Saturday, April 29, 2006

Docking with Mir in unlikely places

Alice (via bookslut) brought Daniel Kalder's book Lost Cosmonaut to my attention. It's a romp through the backwoods areas of the already backwoods former Soviet Union, with a great cover.

From the Guardian review:

The tone of Lost Cosmonaut is set on the first page, which consists of an extract from the Shymkent Declarations: the "resolutions passed at the first international congress of Anti-Tourists at the Shymkent Hotel, Shymkent". "As the world has become smaller," the declarations begin, "its wonders have diminished ... Consequently the true unknown frontiers lie elsewhere. In our over-explored world these must of necessity be wastelands, black holes, and grim urban blackspots: all the places which, ordinarily, people choose to avoid." Distancing himself as far as possible from the travel-writing staples of whimsical experiences and quirky locals, Kalder declares that the anti-tourist, among other things, "embraces hunger and hallucinations and shit hotels", "is interested only in hidden histories, in bad art", "scorns the bluster and bravado of the daredevil", and "holds that whatever travel does, it rarely broadens the mind".

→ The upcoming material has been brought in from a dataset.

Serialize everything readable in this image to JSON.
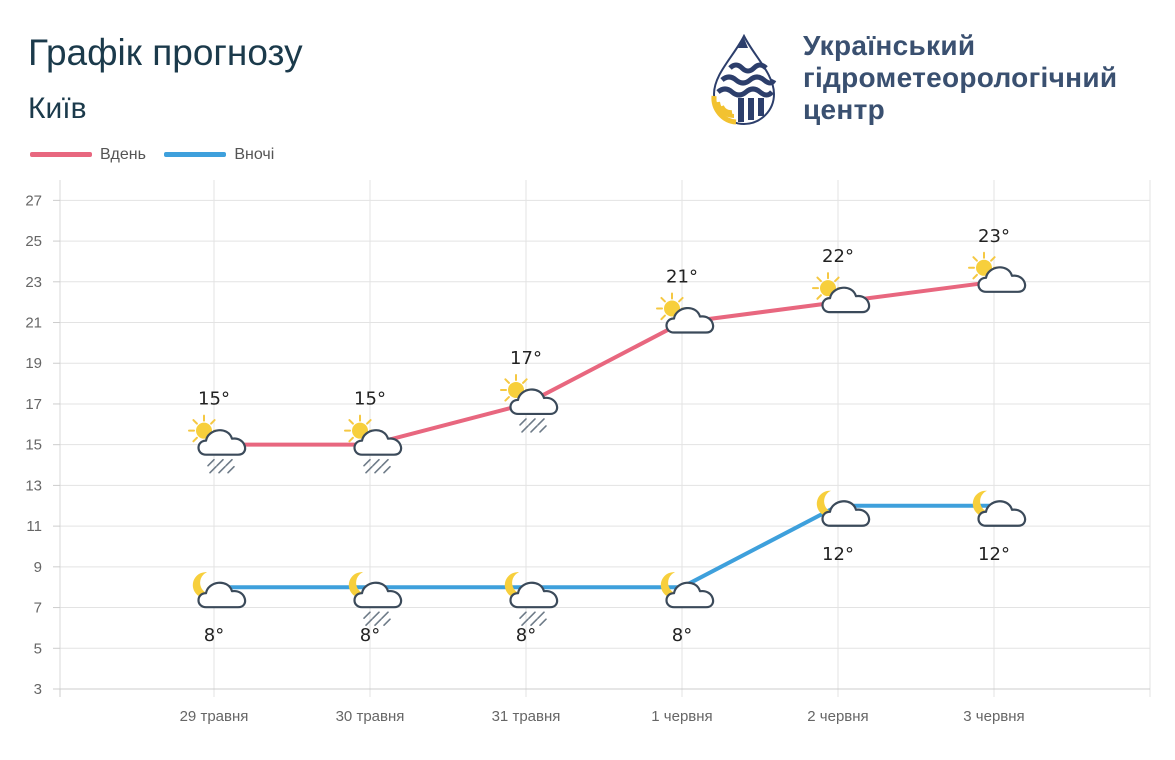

Kalder then undertakes a haphazard tour of the empty, dreary and practically unheard of - even in Russia - republics of Tatarstan, Kalmykia, Mari El and Udmurtia. Sticking faithfully to the spirit of the declarations, he seeks out all that is dull and decaying, and embarks on a series of obscure quests. These include a search for Mikhail Kalashnikov, inventor of the AK47 and Udmurtia's most famous son, a journey to a city dedicated to chess, and an attempt to remain in his hotel room for the entirety of one leg of his journey on the basis that "I figured no travel writer had ever done it before" (in the event, he lasted about two hours). Cocking a final snook at the traditional travel-writing genre, he also fully embraces the Shymkent Declarations' final item: "The anti-tourist loves truth, but he is also partial to lies. Especially his own." Readers spend a good part of the book trying to work out which of Kalder's bizarre tales are fact, and which are elaborate flights of fancy.
...
This peripatetic period came to an end when he and Joe came across an article about Chess City, a complex dedicated entirely to chess built by Kirsan Ilumzhinov, the head of the World Chess Federation and the President of Kalmykia. "It blew our minds," Kalder explains. "Then I found out Kalmykia itself was just an empty wasteland, and I became fascinated by its nothingness. No one in Russia knew where it was: Joe spent two hours phoning travel agents, and they kept telling him it was in another country. When we did go, we had to tell people we were journalists, because they were just baffled by the idea of people coming to visit. The only way to get there was to fly in this really crappy little plane, that looked like a waiting room for death. And when we got there, physically, it was just this endless, empty land. There was nobody there; nothing. It was an absolute void, which is what we were both looking for."